Luckily, while nose mites are annoying, they are usually harmless. In rare cases, this can also inflame the nose.

Since mites can be transmitted to other dogs and pets, you should isolate your four-legged friend here. However, transmission to humans is not possible.

For diagnosis, the veterinarian usually looks inside the nose with the endoscope. In most cases, simple nose drops are completely sufficient for treatment. 

If the dog’s nose is infested with mites, this can manifest itself in severe itching, constant sneezing, and a runny nose. It is also noticeable that affected dogs often shake their heads and snort.

9. Nose Cancer

While cancer is the leading cause of death among dogs, nasal cancer is relatively rare. Only around 2% of all tumor diseases are said to occur in the nose.

Unfortunately, such tumors are predominantly malignant and also spread relatively quickly through the nasal mucus. Classic signs of this are:

  • Swelling at the snout
  • Nosebleeds
  • Louder breathing
  • Occasional cough
  • The dog runs in circles
  • Frequent sneezing
  • Lack of motivation

What is striking here is that usually, only a single nostril begins to drip. The cause of this type of cancer is unclear. Passive smoking is said to be a major risk factor.

Breeds with a long snout are said to be more affected. In addition, the tumor occurs more frequently in older dogs than in young quadrupeds.

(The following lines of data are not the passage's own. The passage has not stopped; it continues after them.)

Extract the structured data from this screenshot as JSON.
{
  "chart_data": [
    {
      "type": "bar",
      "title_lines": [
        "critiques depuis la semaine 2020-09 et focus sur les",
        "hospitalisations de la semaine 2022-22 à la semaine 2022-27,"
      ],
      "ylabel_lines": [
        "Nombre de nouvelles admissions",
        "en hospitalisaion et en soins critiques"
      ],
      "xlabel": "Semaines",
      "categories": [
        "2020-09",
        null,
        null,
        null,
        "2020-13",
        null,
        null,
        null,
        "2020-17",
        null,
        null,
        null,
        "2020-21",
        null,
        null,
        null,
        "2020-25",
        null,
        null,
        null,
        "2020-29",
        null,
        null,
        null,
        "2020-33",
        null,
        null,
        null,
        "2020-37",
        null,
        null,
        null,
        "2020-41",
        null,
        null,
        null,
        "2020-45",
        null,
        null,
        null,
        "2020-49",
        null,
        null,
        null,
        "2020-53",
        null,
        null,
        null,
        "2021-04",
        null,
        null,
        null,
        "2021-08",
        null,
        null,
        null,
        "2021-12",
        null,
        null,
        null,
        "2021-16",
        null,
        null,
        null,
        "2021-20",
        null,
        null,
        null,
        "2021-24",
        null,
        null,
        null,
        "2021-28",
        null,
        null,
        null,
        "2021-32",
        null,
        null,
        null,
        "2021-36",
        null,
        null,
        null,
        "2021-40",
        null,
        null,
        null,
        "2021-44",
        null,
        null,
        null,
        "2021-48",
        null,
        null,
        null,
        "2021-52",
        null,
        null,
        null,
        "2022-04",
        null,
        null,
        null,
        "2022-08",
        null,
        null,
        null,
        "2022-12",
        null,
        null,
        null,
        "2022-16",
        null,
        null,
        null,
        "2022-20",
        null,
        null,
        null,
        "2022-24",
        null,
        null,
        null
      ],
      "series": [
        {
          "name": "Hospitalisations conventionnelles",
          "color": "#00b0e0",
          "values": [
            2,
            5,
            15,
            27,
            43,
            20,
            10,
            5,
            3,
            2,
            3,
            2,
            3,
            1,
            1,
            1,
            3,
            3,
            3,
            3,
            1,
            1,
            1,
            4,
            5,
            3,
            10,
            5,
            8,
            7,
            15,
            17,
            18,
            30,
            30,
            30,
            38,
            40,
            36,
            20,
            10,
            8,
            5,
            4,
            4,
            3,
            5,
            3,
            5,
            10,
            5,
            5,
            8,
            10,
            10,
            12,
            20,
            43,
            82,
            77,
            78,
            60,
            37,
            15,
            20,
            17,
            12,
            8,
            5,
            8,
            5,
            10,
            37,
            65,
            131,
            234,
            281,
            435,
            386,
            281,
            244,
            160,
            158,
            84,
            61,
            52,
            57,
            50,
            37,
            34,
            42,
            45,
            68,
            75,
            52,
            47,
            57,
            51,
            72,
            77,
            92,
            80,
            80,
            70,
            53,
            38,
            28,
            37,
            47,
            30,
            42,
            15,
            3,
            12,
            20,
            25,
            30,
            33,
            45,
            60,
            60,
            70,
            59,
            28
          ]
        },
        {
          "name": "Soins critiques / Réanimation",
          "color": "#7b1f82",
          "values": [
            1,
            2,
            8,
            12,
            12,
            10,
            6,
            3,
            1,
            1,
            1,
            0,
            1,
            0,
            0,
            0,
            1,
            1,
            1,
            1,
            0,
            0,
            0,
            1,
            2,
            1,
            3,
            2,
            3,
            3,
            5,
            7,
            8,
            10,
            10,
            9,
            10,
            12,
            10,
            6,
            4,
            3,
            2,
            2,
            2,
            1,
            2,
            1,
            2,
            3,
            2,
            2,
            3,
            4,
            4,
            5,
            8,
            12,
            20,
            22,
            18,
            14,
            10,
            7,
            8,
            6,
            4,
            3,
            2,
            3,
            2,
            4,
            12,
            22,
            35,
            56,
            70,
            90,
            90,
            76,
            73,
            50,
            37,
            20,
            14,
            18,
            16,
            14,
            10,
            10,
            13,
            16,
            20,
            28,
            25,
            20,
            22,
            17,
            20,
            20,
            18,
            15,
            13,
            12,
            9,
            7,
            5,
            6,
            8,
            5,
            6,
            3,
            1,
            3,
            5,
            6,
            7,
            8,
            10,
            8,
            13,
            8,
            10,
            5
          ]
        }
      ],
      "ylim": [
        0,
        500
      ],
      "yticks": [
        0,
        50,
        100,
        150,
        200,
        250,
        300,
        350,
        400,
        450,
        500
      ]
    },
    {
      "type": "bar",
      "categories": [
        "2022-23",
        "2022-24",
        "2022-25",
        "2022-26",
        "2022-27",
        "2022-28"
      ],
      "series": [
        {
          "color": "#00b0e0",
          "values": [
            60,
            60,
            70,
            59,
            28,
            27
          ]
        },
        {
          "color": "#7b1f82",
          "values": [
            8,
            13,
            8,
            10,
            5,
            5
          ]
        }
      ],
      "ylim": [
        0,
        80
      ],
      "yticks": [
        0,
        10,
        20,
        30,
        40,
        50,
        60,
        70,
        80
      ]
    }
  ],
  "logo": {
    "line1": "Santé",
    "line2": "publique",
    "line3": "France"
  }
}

If the tumor is still small and has not spread, it is usually surgically removed. In the advanced stage, however, radiation therapy may also be necessary.

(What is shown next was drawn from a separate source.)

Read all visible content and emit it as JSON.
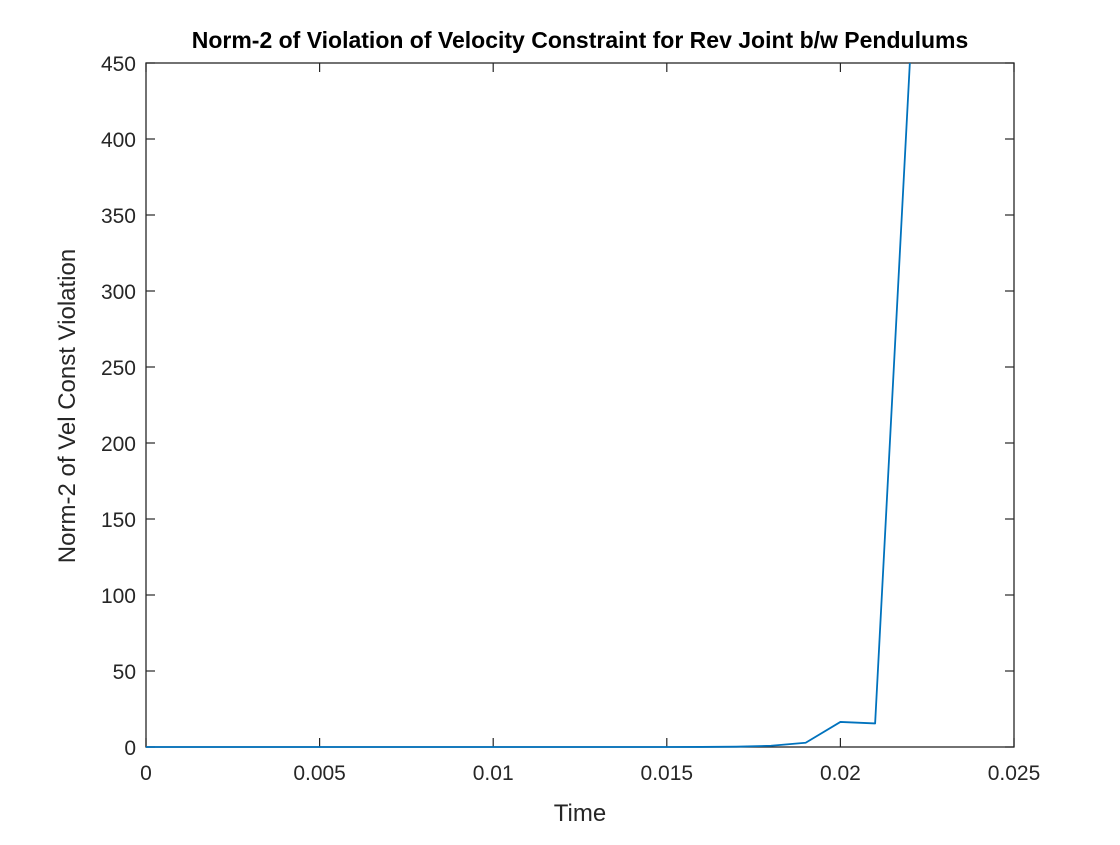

In rare cases, nasal cancer is also responsible for the runny and dripping nose. Here it usually shows itself in a bump on the snout. In addition, breathing often becomes louder, the dog starts to cough or behaves rather unusually in general.

Rarer causes
  • Brachycephalic breeds: Dogs with flat faces often have a narrowed nasal passage, causing nasal mucus to come out when you exhale.
  • Aspergillosis: This disease is caused by a fungus and can lead to infection of the nasal passages. Affected dogs also often sneeze here.
  • Fistula: If a hole forms between the mouth and nose due to injury, infection, or tooth decay, this can liquefy the nasal mucus.
  • Cleft palate: This birth defect results in the palate not closing properly. A runny nose is more of a late symptom.
  • Nasal polyps: These are soft and benign growths in the nasal mucosa. Medication is usually sufficient for treatment.